Sunday, 14 May 2006

'Recognise rights in river' says PC

Sometimes recycling works. Here's an example in the form of a press release. The Government are about to close a deal to return the Waikato River to Tainui. The Whig The Tory has a good discussion and a link to the 1999 Maori Law Review article discussing an earlier proposal to return the Whanganui River from the perspective of common law property rights. Sample:
English common law presumed that non-tidal waterways were held by the owners of adjoining land to the centre line, with no general public right of use or access... While the popular view was that rivers are ‘public property’, there is no legal basis for that view, apart from places where the Crown retained ownership of adjoining lands eg., in national parks etc.
Quite right, as I said in a press release at the time on behalf of the Libz:

‘Give Tribe Full Ownership of River’ says Libertarianz

Libertarianz supports full ownership of the Whanganui River being transferred to the Atihaunui A Paparangi tribe - not the so-called ‘partnership’ of state and tribe the Waitangi tribunal recommends, but the full and final creation of ownership rights in this river, and in every other river, lake, forest, mountain and waterway in New Zealand.

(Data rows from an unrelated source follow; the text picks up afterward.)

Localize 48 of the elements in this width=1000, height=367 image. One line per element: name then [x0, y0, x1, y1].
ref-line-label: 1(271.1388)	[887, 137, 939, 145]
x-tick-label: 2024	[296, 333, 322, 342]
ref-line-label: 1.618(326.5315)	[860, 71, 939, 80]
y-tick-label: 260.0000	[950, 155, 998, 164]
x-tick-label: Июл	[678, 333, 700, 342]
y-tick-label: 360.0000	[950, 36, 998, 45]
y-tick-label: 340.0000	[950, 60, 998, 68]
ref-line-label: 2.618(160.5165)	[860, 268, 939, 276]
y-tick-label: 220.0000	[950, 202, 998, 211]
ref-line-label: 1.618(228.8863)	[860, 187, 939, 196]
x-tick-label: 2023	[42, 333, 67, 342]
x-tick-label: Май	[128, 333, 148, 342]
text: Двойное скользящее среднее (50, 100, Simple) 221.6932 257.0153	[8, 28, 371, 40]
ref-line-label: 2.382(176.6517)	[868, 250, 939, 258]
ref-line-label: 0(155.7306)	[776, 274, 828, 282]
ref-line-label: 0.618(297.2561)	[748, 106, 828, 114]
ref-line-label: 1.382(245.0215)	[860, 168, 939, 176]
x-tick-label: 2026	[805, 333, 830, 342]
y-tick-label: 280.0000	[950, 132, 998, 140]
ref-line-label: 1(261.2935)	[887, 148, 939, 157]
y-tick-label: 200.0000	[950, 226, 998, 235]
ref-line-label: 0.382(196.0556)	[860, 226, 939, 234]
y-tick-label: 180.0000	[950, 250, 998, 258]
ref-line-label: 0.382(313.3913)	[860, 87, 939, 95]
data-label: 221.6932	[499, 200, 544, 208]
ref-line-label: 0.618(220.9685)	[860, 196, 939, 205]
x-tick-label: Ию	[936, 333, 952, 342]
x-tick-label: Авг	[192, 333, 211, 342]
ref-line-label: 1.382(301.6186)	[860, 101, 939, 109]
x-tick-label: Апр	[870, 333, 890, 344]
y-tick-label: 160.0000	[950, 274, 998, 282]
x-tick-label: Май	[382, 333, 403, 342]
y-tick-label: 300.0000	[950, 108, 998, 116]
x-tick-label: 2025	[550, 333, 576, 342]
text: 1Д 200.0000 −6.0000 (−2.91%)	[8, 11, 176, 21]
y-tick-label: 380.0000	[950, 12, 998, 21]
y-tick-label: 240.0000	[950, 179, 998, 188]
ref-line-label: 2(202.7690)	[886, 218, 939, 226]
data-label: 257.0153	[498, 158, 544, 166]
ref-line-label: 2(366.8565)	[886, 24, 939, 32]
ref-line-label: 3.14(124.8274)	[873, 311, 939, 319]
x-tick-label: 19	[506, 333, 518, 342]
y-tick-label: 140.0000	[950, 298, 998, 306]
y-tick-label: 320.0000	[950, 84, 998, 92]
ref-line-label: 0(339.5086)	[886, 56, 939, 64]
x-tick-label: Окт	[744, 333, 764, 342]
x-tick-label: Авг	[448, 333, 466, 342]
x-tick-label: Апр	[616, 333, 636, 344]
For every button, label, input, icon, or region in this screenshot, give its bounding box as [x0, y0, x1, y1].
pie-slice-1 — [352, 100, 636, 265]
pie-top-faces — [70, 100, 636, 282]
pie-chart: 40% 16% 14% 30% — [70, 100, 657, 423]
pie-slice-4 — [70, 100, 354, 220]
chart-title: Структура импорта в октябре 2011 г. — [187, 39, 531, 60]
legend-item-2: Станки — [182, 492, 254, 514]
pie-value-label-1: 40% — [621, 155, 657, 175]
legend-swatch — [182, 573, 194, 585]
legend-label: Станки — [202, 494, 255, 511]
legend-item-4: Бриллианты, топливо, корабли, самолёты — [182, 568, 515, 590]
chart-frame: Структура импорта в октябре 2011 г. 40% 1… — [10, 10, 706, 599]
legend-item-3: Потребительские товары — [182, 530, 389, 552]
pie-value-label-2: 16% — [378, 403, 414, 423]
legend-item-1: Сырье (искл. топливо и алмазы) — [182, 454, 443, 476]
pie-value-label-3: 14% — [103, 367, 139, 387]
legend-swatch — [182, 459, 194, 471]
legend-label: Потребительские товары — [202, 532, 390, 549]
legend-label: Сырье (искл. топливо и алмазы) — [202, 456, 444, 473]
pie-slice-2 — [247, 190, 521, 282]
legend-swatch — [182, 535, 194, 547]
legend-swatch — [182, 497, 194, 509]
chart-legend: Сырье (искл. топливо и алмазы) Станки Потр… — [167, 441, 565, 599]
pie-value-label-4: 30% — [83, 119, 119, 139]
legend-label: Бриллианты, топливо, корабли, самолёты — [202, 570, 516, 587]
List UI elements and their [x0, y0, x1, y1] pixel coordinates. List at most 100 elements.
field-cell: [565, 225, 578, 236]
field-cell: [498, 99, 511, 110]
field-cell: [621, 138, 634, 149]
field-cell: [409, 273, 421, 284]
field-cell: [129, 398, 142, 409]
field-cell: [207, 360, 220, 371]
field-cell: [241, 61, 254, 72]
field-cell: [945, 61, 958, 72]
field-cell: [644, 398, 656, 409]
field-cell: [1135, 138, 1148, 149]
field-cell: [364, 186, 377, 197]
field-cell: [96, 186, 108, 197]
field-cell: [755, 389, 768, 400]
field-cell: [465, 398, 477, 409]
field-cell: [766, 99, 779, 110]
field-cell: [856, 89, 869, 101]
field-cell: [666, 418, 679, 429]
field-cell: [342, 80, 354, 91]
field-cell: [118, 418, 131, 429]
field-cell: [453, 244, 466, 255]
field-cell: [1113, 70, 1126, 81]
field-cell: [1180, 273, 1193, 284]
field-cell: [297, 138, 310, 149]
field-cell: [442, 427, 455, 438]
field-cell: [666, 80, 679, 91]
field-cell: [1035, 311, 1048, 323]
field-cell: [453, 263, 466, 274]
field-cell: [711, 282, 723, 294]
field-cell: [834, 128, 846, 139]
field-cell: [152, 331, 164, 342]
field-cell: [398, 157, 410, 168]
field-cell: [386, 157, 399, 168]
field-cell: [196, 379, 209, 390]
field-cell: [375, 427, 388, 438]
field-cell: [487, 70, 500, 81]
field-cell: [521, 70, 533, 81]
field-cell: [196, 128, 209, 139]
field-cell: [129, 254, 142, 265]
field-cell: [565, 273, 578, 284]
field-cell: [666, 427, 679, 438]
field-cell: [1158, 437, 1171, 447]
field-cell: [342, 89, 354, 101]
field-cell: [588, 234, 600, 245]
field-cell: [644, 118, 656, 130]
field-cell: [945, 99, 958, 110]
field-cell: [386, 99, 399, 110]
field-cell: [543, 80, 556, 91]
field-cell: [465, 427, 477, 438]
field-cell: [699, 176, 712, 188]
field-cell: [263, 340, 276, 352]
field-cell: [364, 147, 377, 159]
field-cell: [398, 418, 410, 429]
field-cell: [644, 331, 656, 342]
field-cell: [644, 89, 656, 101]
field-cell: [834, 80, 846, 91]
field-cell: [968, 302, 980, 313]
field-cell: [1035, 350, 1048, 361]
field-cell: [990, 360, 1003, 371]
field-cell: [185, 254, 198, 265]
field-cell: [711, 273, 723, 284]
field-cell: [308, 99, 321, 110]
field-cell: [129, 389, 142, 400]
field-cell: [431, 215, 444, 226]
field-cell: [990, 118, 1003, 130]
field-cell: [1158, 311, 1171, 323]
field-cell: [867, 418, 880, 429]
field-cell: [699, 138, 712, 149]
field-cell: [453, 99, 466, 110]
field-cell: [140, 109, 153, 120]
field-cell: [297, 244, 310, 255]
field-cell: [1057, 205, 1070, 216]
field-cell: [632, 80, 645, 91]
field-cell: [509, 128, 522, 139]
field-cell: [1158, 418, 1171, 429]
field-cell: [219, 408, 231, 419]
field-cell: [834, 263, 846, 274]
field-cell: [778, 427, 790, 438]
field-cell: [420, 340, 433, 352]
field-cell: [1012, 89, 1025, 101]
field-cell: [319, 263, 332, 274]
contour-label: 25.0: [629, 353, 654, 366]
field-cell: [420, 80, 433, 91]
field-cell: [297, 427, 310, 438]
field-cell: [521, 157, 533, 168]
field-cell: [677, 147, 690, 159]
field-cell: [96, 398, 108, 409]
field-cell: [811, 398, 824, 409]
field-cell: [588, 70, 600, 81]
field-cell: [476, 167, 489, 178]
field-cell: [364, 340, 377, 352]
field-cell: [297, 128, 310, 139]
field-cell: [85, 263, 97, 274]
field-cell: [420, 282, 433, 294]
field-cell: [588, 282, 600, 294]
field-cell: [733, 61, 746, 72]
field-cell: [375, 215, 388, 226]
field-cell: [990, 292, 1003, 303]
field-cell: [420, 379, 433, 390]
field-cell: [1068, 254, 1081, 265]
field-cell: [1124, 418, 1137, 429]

“The main issue to me is not to whom property rights in the river are transferred to,” says Libertarianz Environment Deregulation Spokesman Peter Cresswell, “the important thing is that transferrable property rights in the river be created.”

Property rights protect the interests of the property owners – as people who have had their land confiscated should understand – and protects the environment in the process. The environment needs to be de-politicised as crucially as does the economy. Creating property rights in rivers – and getting the state out of them - would be a crucial first step.
The important words were and still are "transferable," and "property rights" -- as long as rights in the river are made both secure and transferrable -- and as long as no other existing property rights are violated -- then those rights will end up in the hands of those who value them the most, as they should be, and out of the hands of Government, where they shouldn't.

Sadly, that doesn't quite appear to be what's proposed here.

LINKS: Government set to return Waikato to Tainui - NZ Herald
Rodney Hide missteps - The Tory

TAGS: Property_Rights, Maoritanga, Libz, Politics-NZ, Environment

1 comment:

  1. Yes, the political principle should be that the Courts should be instructed/left to establish property rights in a politics-free environment.

    But you shouldn't simply bypass due process. The decision about who to allocate property rights to - while not the main *political* issue - is still a significant one and must be seen to be have been addressed properly.